Bonificare scuole e ospedali
Nel protocollo sottoscritto, l’Associazione dei Comuni e i sindacati indicano come prioritarie, nell’ambito degli interventi sulle strutture pubbliche, le bonifiche di scuole e ospedali e sollecitano un provvedimento ad hoc per i proprietari dei manufatti: se da un lato li si impegna a intervenire per rimuovere l’amianto, dall’altro li si sostiene con incentivi e facilitazioni economiche. Ci sarà anche un tentativo di sensibilizzazione nei confronti del Governo e dei parlamentari piemontesi affinché, alla stregua del bonus arte, si giunga a un provvedimento per il recupero fiscale, in tre anni, del 65% della spesa sostenuta per la rimozione dell’amianto. Con il sistema bancario si lavorerà invece per creare strumenti finanziari agevolati riservati ai privati.

Nuove discariche e Sportelli Amianto
Non ultimo, ha spiegato ancora Ballarè, «è urgente individuare nuove discariche per colmare la carenza di strutture idonee allo smaltimento: oggi oltre il 60% dell’amianto bonificato viene esportato all’estero». L’Anci si attiverà per promuovere accordi interistituzionali, con il coinvolgimento del Ministero dell’Ambiente, della Regione e dei Comuni». Attualmente sono in funzione i centri di Casale Monferrato, Barricalla (Grugliasco) e Cameri (Novara).

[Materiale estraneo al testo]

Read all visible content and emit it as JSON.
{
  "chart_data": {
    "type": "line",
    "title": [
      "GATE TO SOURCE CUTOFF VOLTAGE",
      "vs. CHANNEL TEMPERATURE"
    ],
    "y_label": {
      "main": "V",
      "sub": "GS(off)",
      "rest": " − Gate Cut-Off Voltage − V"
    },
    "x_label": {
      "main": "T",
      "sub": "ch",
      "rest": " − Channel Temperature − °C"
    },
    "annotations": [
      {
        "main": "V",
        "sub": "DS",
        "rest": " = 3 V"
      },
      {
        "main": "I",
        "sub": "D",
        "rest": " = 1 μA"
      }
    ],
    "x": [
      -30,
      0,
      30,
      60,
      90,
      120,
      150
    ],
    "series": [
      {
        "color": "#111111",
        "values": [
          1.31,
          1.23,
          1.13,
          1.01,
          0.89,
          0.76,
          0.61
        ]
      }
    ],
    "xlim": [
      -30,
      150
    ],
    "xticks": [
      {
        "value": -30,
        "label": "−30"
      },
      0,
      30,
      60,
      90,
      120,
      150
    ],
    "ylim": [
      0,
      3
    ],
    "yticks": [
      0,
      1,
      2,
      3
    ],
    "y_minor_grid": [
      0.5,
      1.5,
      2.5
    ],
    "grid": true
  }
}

Se tutto va bene, verranno anche aperti degli Sportelli Amianto nei comuni piemontesi di maggiori dimensioni, per dare continuità agli interventi di sorveglianza attiva, ai centri di cura specialistici e alla ricerca delle cure per le malattie da asbesto. Infine, potrebbe diventare realtà la costituzione di un fondo destinato ai cittadini meno abbienti alimentato dal gettito dell’Iva proveniente dalle bonifiche.